Killers of the Dream

by Lillian Smith

Years ago in one of my college classes, the professor shared an experiment on operant conditioning done so long ago that neither of us could find the reference.

A group of psychology researchers put four monkeys in a cage with fruit at the top of a pole. When the monkeys tried to climb the pole to get the fruit, they received a mild electric shock. After all the monkeys, we’ll call them Gen1, were conditioned not to climb the pole, the researchers removed one of the monkeys and added a new one, we’ll call Gen2. When the Gen2 monkey tried to get the fruit, the remaining Gen1 monkeys pulled them away from the pole. 

The researchers continued to replace Gen1 monkeys. The same thing happened every time a new Gen2 monkey tried to get the fruit. When all the Gen1 monkeys were replaced, the researchers replaced one of the Gen2 monkeys with a new, Gen3 monkey. 

Even though the Gen2 monkeys had never received a shock, when a Gen3 monkey tried to get the fruit, the Gen2 monkeys pulled them away from the pole. This same scenario played out over subsequent generations of monkeys.

I was reminded of this experiment when I started reading Killers of the Dream by Lillian Smith. The book was originally published in 1949 and reissued in 1994. Smith, a white woman from the South, delves into the roots of racism. 

Other writings have definitively documented that racism stems from the White man’s need to justify enslavement of the Black man. Since the legal end of slavery, the White man’s need to justify the history of slavery and ongoing disparate treatment of Black people perpetuates racism. 

Smith goes deeper into the psyche of the White Southerner. She talks about the internal conflicts raging in White Southerners who depended on Black slaves for help in raising their children and maintaining their households as well as running their businesses. The children grew up loving the Black ’nannies’ with whom they spent a great deal of time and, at the same time, were being taught, through the words and examples of the White adults around them, that the Black women that nurtured them were inferior. Southern tradition dictated that they not love or respect their Black caregivers but, at the same time, they had an innate love of the women that cared for them. The way to reconcile this internal conflict was to give into the lessons of Southern tradition. Standing up against that tradition carried more negative consequences than a child could handle. 

This is where those monkeys in the cage comes in. Each successive generation of Southern children caved into that tradition even after the legal abolition of slavery. The notion of Black people being inferior became ingrained in the beliefs of generation after generation.
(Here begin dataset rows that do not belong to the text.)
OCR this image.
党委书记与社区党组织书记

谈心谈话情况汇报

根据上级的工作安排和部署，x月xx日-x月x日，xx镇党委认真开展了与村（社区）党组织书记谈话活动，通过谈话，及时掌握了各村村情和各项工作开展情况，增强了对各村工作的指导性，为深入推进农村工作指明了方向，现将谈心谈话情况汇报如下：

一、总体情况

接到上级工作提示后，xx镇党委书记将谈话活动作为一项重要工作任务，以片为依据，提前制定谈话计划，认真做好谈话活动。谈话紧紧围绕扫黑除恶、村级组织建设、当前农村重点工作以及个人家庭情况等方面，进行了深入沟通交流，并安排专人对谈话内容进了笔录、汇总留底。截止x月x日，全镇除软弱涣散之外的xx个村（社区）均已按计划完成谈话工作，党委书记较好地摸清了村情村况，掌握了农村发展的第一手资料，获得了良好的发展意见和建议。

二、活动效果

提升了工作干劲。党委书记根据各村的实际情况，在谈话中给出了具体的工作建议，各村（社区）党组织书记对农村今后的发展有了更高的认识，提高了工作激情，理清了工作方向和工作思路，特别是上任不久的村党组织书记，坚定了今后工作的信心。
Laws may have pushed the idea into a corner so its influence was covert, but the influence still whispered to many people. 

The cover blurb describes the book as: 

draw[ing] on memories of [Lillian Smith’s] childhood to describe the psychological and moral cost of the powerful, contradictory rules about sin, sex, and segregation—the intricate system of taboos—that undergirded Southern society.

I’ve been told that this book influenced Martin Luther King. They did write to each other and admired each other’s work. It gave me a deeper understanding of why racism is so pervasive and seems impossible to fully eradicate. Highly recommend!